From start to finish, “Hereditary” continually one-ups itself in scenes of outrageously creepy terror—right up until its freaky crescendo. There’s no real way to describe the tenseness I felt in the theater, nor the tenseness I still feel as I write this. It’s like a physical embodiment of the film’s horror decided to give me a deep tissue massage I never asked for. But “Hereditary” takes a while to pick up speed, or even to know what sort of conclusion it would be speeding toward. I’m not sure if the film’s eventual terrifying finale was because of, or despite, its slow first 45 minutes. But once the family’s creaky home (filled with doll houses and tiny versions of family members and friends—Annie works from home) gets a supernatural make-under, “Hereditary” begins a non-stop roller coaster ride toward its end.
The house, a beautiful log cabin-type structure with an open floor plan, is as much a character as any of the humans. “Hereditary” is not simply a haunted house movie, not by any means, but it does share certain elements with that horror sub-genre. And one of them is the importance of the house itself. But of course, the people who fill the house are responsible for realistically conveying the horror we’re meant to feel. And this cast accomplishes its task. Toni Collette gives the year’s best acting performance, at least through May. She is marvelous as the frantically desperate mother. Annie’s backstory is rich (and super f*cked up), and Collette gives credence to all of the crazy things we’re told about her character. Collette is also responsible for much of the film’s dark humor, which serves to lighten the mood but never distracts you enough to give you a moment’s rest from the dread. Gabriel Byrne is her polar opposite, but also her perfect complement. As a fellow visitor to Annie’s grief counseling group sessions, Ann Dowd gives what might be the film’s most important performance. She’s superb.
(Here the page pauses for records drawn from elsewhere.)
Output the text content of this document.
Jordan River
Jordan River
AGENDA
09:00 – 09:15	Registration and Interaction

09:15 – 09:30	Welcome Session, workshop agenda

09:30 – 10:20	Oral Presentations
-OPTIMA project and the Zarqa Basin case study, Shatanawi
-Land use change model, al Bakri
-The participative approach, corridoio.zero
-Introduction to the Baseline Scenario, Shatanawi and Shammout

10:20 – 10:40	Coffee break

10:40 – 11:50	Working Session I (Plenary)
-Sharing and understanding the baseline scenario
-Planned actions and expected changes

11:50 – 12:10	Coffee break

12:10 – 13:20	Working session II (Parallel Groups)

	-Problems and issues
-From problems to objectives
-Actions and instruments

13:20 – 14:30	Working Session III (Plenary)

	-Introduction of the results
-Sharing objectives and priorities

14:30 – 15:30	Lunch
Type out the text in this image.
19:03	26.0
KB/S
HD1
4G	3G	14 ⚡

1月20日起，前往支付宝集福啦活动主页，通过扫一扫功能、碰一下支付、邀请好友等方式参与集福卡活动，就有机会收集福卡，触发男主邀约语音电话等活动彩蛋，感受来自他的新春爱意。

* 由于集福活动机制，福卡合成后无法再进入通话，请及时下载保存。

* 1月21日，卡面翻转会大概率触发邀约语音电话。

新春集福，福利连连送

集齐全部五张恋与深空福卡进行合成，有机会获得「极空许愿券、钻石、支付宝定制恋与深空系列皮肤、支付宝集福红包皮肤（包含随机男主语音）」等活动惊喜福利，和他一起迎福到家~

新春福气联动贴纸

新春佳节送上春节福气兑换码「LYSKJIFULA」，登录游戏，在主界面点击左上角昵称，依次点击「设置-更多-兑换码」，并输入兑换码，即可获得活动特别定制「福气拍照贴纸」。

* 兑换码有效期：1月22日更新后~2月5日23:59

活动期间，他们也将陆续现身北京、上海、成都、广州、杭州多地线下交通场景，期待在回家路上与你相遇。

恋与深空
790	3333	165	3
And in her first feature film role, Milly Shapiro is the perfect casting choice to play the misguided 13-year-old Charlie.
One critic called “Hereditary” the “Exorcist” of the new millennium. I don’t disagree. It masterfully controls the audience’s emotions, and never allows them to let go…even after the movie ends. It’s deeply affecting in ways most horror movies (and there is no shortage of them nowadays) couldn’t even dream about.